Same stuff, if running this script from outside the Nextcloud server, ensure your local IP is allowed on your MySQL server and the port 3306 (or anything MySQL uses) is open to you.

Usage

Backup your MySQL database

From within your server (or through SSH), use : 

mysqldump -u USER -p DATABASE_NAME > nextcloud.sql

(replace USER and DATABASE_NAME accordingly).

Note : you can't dump on your local computer from a distant server, you need to dump from server to server, then (if needed) download the dump through (s)FTP or SSH.

Run the diagnostic and cleanup script

python main.py

The diagnostic part runs first and displays its report. You will then be prompted to optionally proceed to deleting orphans.

Post-use

Don't forget to reset your S3 bucket permissions to the bare minimum if you changed them, close MySQL remote access, and disable Nextcloud maintenance mode.

Restoring backups

Nextcloud database and S3 buckets are tied by fileid, which is the primary integer key (index) of the database table oc_filecache : on your S3 bucket, you will find the matching files named urn:oid:fileid where you just have to replace fileid by its integer value from database.

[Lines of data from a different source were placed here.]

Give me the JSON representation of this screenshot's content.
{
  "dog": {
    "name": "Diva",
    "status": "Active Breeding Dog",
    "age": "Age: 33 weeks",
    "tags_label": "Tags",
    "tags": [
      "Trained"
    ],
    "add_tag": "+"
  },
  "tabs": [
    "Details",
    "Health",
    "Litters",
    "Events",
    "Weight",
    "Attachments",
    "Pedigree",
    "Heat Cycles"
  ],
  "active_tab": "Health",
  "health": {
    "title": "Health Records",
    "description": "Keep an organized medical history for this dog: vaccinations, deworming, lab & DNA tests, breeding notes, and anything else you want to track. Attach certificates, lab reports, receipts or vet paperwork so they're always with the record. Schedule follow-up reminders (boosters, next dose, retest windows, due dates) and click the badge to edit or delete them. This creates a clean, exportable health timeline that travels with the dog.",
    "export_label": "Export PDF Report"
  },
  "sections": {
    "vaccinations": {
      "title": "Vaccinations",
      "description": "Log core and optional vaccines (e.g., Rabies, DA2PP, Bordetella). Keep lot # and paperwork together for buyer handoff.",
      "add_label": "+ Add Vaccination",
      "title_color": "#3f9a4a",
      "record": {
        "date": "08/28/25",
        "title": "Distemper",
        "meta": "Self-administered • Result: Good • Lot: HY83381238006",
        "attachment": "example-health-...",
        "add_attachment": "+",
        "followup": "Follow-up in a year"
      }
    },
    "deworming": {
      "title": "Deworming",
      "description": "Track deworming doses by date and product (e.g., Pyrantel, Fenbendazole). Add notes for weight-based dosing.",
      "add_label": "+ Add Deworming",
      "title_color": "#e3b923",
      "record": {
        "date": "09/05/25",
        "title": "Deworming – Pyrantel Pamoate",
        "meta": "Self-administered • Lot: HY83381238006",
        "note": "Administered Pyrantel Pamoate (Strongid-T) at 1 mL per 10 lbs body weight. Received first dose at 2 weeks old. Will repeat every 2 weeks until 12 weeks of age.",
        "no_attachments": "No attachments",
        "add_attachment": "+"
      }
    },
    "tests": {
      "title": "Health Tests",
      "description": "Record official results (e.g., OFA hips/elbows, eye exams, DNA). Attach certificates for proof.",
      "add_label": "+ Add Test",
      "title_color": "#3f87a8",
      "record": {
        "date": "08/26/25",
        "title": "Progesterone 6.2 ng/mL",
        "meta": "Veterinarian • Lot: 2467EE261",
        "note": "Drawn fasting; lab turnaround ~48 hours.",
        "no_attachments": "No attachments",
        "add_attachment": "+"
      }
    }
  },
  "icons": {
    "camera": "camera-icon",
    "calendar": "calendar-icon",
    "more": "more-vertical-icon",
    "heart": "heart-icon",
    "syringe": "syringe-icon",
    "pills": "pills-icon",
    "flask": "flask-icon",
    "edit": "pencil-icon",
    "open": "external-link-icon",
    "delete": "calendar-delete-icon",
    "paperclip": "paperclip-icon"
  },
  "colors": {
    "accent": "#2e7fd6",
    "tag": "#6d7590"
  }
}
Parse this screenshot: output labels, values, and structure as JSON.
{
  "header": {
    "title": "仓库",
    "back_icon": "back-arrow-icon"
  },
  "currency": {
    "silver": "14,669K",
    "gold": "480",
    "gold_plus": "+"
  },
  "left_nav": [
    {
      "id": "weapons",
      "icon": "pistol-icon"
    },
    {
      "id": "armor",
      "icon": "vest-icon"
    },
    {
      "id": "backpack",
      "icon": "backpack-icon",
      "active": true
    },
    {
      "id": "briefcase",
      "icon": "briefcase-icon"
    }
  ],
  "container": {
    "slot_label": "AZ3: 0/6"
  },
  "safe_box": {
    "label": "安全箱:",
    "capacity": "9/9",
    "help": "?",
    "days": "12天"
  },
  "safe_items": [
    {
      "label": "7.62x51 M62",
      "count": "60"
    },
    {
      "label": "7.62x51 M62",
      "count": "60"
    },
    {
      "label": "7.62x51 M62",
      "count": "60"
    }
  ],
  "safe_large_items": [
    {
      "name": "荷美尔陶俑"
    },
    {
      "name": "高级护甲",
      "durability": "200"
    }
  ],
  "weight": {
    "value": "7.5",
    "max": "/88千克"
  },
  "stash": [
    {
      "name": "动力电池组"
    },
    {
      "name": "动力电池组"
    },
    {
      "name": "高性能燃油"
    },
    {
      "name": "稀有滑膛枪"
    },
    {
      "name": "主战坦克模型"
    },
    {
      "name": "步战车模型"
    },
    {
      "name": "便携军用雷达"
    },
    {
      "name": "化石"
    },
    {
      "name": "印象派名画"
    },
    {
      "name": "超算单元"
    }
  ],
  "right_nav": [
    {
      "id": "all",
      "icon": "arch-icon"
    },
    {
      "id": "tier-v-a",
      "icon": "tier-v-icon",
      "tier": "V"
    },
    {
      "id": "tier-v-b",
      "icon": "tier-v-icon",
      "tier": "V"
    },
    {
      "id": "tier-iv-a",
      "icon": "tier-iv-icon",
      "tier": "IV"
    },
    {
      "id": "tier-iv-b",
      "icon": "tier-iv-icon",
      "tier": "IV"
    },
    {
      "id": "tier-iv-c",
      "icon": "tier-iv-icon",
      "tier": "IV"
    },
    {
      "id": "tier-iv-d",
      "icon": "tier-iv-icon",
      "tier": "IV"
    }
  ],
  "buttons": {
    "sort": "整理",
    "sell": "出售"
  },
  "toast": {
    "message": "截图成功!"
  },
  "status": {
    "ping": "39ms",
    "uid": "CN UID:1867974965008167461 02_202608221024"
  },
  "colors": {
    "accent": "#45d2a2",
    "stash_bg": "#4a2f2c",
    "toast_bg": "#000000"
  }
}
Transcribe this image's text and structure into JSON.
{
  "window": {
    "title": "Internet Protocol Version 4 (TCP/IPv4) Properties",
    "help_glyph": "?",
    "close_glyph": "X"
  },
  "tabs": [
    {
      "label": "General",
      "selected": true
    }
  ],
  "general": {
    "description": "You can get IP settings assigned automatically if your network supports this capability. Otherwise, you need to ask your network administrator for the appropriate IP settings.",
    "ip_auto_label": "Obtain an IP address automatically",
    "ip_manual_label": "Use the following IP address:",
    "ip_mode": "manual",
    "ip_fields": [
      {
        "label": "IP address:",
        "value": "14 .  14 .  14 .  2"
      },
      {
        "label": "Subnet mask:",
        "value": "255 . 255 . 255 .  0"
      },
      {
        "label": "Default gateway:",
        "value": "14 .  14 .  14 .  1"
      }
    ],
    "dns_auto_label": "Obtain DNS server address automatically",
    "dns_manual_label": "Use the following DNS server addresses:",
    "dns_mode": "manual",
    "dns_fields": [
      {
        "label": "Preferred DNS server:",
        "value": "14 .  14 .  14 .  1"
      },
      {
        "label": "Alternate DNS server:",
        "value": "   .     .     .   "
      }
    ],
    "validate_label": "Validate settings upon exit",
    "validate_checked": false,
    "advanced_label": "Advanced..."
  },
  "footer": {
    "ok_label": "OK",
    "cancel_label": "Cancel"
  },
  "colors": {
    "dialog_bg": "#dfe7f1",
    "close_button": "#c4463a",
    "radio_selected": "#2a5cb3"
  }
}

On your server, use sudo -u www-data tail /path/to/nextcloud/data/nextcloud.log to check the log for missing or unfound urn:oid: objects. If any, you will have to restore them manually.

S3 objects

This scripts backs up S3 objects locally on disk using the same urn:oid:fileid naming convention, in a local s3-backup folder. Amazon S3 has a web UI that lets you download files manually, you can directly drop the requested objects backups back in the bucket with no further operation.

Full DB

If you need to restore your full database backup later, that's how you do it :

mysql -u USER -p DATABASE_NAME < nextcloud.sql # don't blindly copy-paste if you don't need to

DB entries (rows)

Before deletion from DB, each database entry from oc_filecache is backed up in the local db-backup folder, as a JSON file, named after the fileid of the original row. In that file, you will find the list of "columns" fields in the same order it was in database.

You can either script your own method to put back those rows in database, or use PHPMyAdmin to manually insert fields for the appropriate rows.

WARNING: the (truly) empty folders are deleted from DB without backup. That should be safe since they are empty. It's another story if Nextcloud misidentified them as empty. In that case, you will need to use the full DB backup recovery.